Sunday, August 9, 2015

New Collages

I go in streaks, painting for a while, then going back to cutting and pasting.  On Friday I drove to Madison to deliver a painting to a WRAP show at the Pyle Center, and took the rest of the morning to visit Artist and Craftsman Supply, and the galleries at the Overture Center and the Chazen.  My favorite show was at the James Watrous Gallery, a retrospective of the work of Madison artist/illustrator David McLimans.  I had never heard of the man, but his collages of animals and insects created from bits of maps spoke directly to my heart.  So much vision vision and skill!  Unfortunately, he died of a heart attack last year.  Why had I missed his work before? Anyway, I wanted very much to clear away the paints for a bits and get out my own papers.

These are three recent collages I did, all from my stashes of found and altered papers. All are six by six inches, on gessoed watercolor paper, designs inspired by examples in a book by Randel Plowman.  Some of my old and now disliked watercolors are hidden underneath. 

Waste not, want not.


Tuesday, July 28, 2015

Revisiting Vintage Family Photo

12x24 inches, oil and collage on paper

This is a work in progress, something quite different from my usual approach to painting from old candid photos, much brighter, more stylized.  The original photo is of my grandmother, Bernice Tess, and her good friend, Elizabeth Thompson. I have several photos of them and their families together at the beach, hiking, on driving vacations and so on.  But the picture of Liz and Grandma reclining by the shore has always tickled me.  My goal here was to drastically simplify the image, play with patterned paper for their blankets, and use color for decorative effect, rather than try to imagine what the actual scene might have looked like.  I still need to paint over patterned paper at the bottom, and add shadows under the women, and I am still trying to decide whether or not to define their faces more.  Right now their indistinct faces appeal to me.

However it turns out, I'm having fun.

Thursday, July 23, 2015

Community Figure Drawing

The one area where I have learned to work a bit larger comfortably is at my summer session of figure drawing.  This summer it seems like nearly every Monday evening featured thunder storms, some of them memorable, so I missed a couple for those, and last week I had a senior moment and drove the twenty or so miles to the session only to discover I had forgotten my drawing materials.  Duh.

But the week the weather was fine, and I loaded the car early in the afternoon so there was no forgetting.  Our model, Will, is very easy going a comfortable, and all went well. 

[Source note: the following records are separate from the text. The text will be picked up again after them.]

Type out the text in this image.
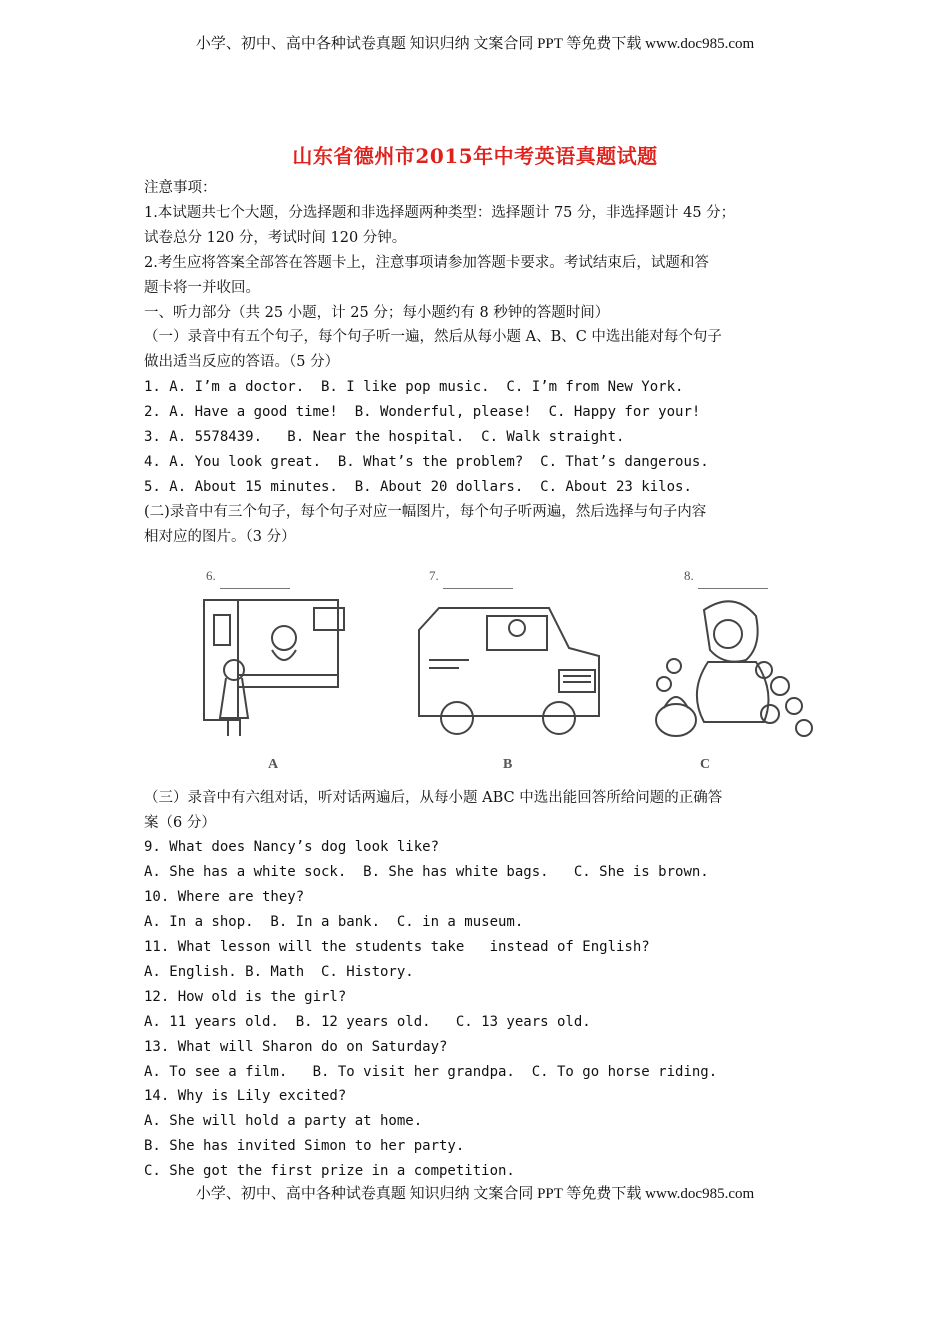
小学、初中、高中各种试卷真题 知识归纳 文案合同 PPT 等免费下载 www.doc985.com
山东省德州市2015年中考英语真题试题

注意事项：

1.本试题共七个大题，分选择题和非选择题两种类型：选择题计 75 分，非选择题计 45 分；

试卷总分 120 分，考试时间 120 分钟。

2.考生应将答案全部答在答题卡上，注意事项请参加答题卡要求。考试结束后，试题和答

题卡将一并收回。

一、听力部分（共 25 小题，计 25 分；每小题约有 8 秒钟的答题时间）

（一）录音中有五个句子，每个句子听一遍，然后从每小题 A、B、C 中选出能对每个句子

做出适当反应的答语。（5 分）

1. A. I’m a doctor.  B. I like pop music.  C. I’m from New York.

2. A. Have a good time!  B. Wonderful, please!  C. Happy for your!

3. A. 5578439.   B. Near the hospital.  C. Walk straight.

4. A. You look great.  B. What’s the problem?  C. That’s dangerous.

5. A. About 15 minutes.  B. About 20 dollars.  C. About 23 kilos.

(二)录音中有三个句子，每个句子对应一幅图片，每个句子听两遍，然后选择与句子内容

相对应的图片。（3 分）

6.
A
7.
B
8.
C

（三）录音中有六组对话，听对话两遍后，从每小题 ABC 中选出能回答所给问题的正确答

案（6 分）

9. What does Nancy’s dog look like?

A. She has a white sock.  B. She has white bags.   C. She is brown.

10. Where are they?

A. In a shop.  B. In a bank.  C. in a museum.

11. What lesson will the students take   instead of English?

A. English. B. Math  C. History.

12. How old is the girl?

A. 11 years old.  B. 12 years old.   C. 13 years old.

13. What will Sharon do on Saturday?

A. To see a film.   B. To visit her grandpa.  C. To go horse riding.

14. Why is Lily excited?

A. She will hold a party at home.

B. She has invited Simon to her party.

C. She got the first prize in a competition.

小学、初中、高中各种试卷真题 知识归纳 文案合同 PPT 等免费下载 www.doc985.com
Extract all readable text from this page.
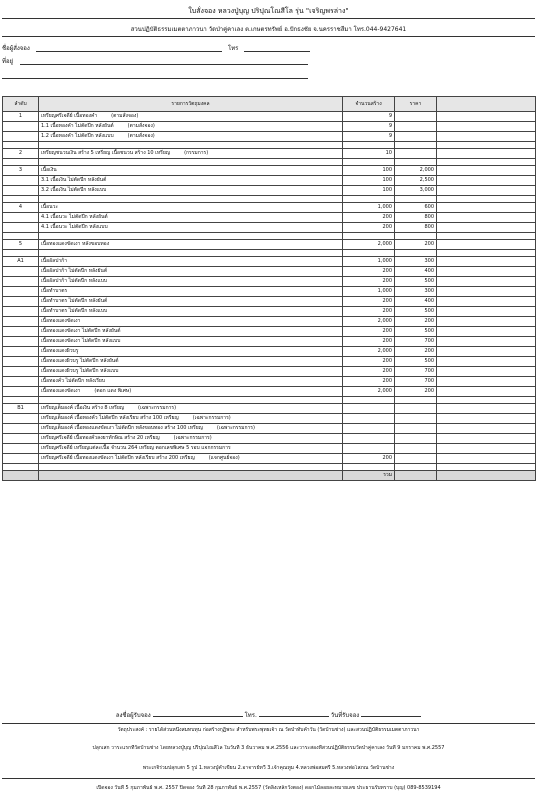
ใบสั่งจอง หลวงปู่บุญ ปริปุณโณสีโล รุ่น "เจริญพรล่าง"
สวนปฏิบัติธรรมเมตตาภาวนา วัดป่าคู่คาเลง ต.เกษตรทรัพย์ อ.ปักธงชัย จ.นครราชสีมา โทร.044-9427641
ชื่อผู้สั่งจอง	โทร
ที่อยู่
ลำดับ	รายการวัตถุมงคล	จำนวนสร้าง	ราคา	
1	เหรียญศรีเจดีย์ เนื้อทองคำ (ตามสั่งจอง)	9		
	1.1 เนื้อทองคำ ไม่ตัดปีก หลังยันต์ (ตามสั่งจอง)	9		
	1.2 เนื้อทองคำ ไม่ตัดปีก หลังแบบ (ตามสั่งจอง)	9		

2	เหรียญชนวนเงิน สร้าง 5 เหรียญ เนื้อชนวน สร้าง 10 เหรียญ (กรรมการ)	10		

3	เนื้อเงิน	100	2,000	
	3.1 เนื้อเงิน ไม่ตัดปีก หลังยันต์	100	2,500	
	3.2 เนื้อเงิน ไม่ตัดปีก หลังแบบ	100	3,000	

4	เนื้อนวะ	1,000	600	
	4.1 เนื้อนวะ ไม่ตัดปีก หลังยันต์	200	800	
	4.1 เนื้อนวะ ไม่ตัดปีก หลังแบบ	200	800	

5	เนื้อทองแดงขัดเงา หลังขอบทอง	2,000	200	

A1	เนื้ออัลปาก้า	1,000	300	
	เนื้ออัลปาก้า ไม่ตัดปีก หลังยันต์	200	400	
	เนื้ออัลปาก้า ไม่ตัดปีก หลังแบบ	200	500	
	เนื้อทำบาตร	1,000	300	
	เนื้อทำบาตร ไม่ตัดปีก หลังยันต์	200	400	
	เนื้อทำบาตร ไม่ตัดปีก หลังแบบ	200	500	
	เนื้อทองแดงขัดเงา	2,000	200	
	เนื้อทองแดงขัดเงา ไม่ตัดปีก หลังยันต์	200	500	
	เนื้อทองแดงขัดเงา ไม่ตัดปีก หลังแบบ	200	700	
	เนื้อทองแดงผิวบรู	2,000	200	
	เนื้อทองแดงผิวบรู ไม่ตัดปีก หลังยันต์	200	500	
	เนื้อทองแดงผิวบรู ไม่ตัดปีก หลังแบบ	200	700	
	เนื้อทองคั่ว ไม่ตัดปีก หลังเรียบ	200	700	
	เนื้อทองแดงขัดเงา (ตอก แดง พิเศษ)	2,000	200	

B1	เหรียญเต็มองค์ เนื้อเงิน สร้าง 8 เหรียญ (เฉพาะกรรมการ)			
	เหรียญเต็มองค์ เนื้อทองคั่ว ไม่ตัดปีก หลังเรียบ สร้าง 100 เหรียญ (เฉพาะกรรมการ)			
	เหรียญเต็มองค์ เนื้อทองแดงขัดเงา ไม่ตัดปีก หลังขอบทอง สร้าง 100 เหรียญ (เฉพาะกรรมการ)			
	เหรียญศรีเจดีย์ เนื้อทองคั่วลงยาทักษิณ สร้าง 20 เหรียญ (เฉพาะกรรมการ)			
	เหรียญศรีเจดีย์ เหรียญแต่ละเนื้อ จำนวน 264 เหรียญ ตอกเลขพิเศษ 5 รอบ แจกกรรมการ			
	เหรียญศรีเจดีย์ เนื้อทองแดงขัดเงา ไม่ตัดปีก หลังเรียบ สร้าง 200 เหรียญ (แจกศูนย์จอง)	200		

		รวม		
ลงชื่อผู้รับจอง	โทร.	วันที่รับจอง
วัตถุประสงค์ : รายได้ส่วนหนึ่งสมทบทุน ก่อสร้างกุฏิพระ สำหรับพระพุทธเจ้า ณ วัดป่าทับคำวัน (วัดบ้านช่าง) และสวนปฏิบัติธรรมเมตตาภาวนา
ปลุกเสก วาระแรกที่วัดบ้านช่าง โดยหลวงปู่บุญ ปริปุณโณสีโล ในวันที่ 3 ธันวาคม พ.ศ.2556 และวาระสองที่สวนปฏิบัติธรรมวัดป่าคู่คาเลง วันที่ 9 มกราคม พ.ศ.2557
พระเกจิร่วมปลุกเสก 5 รูป 1.หลวงปู่คำเขียน 2.อาจารย์ทวี 3.เจ้าคุณทูม 4.หลวงพ่อสมศรี 5.หลวงพ่อโสภณ วัดบ้านช่าง
เปิดจอง วันที่ 5 กุมภาพันธ์ พ.ศ. 2557 ปิดจอง วันที่ 28 กุมภาพันธ์ พ.ศ.2557 (วัดลิงเหล็กวังตอง) ดอกไม้ลอยละหมายเลข ประธานรับทราบ (บุญ) 089-8539194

I usually do ll the shorter poses on Canson "Biggie" sketchpads with charcoal.  I like the short poses, which allow for variety, and lots of practice. Also models can hold more interesting poses for short periods of time, unlike the longer poses which need to be something a person can hold for 20 or more minutes.



The last poses of the evening are a little longer, 20-40 minutes.  I don't especially want to work on this sort of sketch more than twenty minutes, just because by that time I am usually getting tired, and I am not interested in tremendously detailed drawings.  There are a couple artists who campaign for the longer poses, so at the end of the evening I just leave early.  This time I rather liked my pencil drawing of the model, though one hand never was resolved in the time allowed.  Still - I enjoyed the session.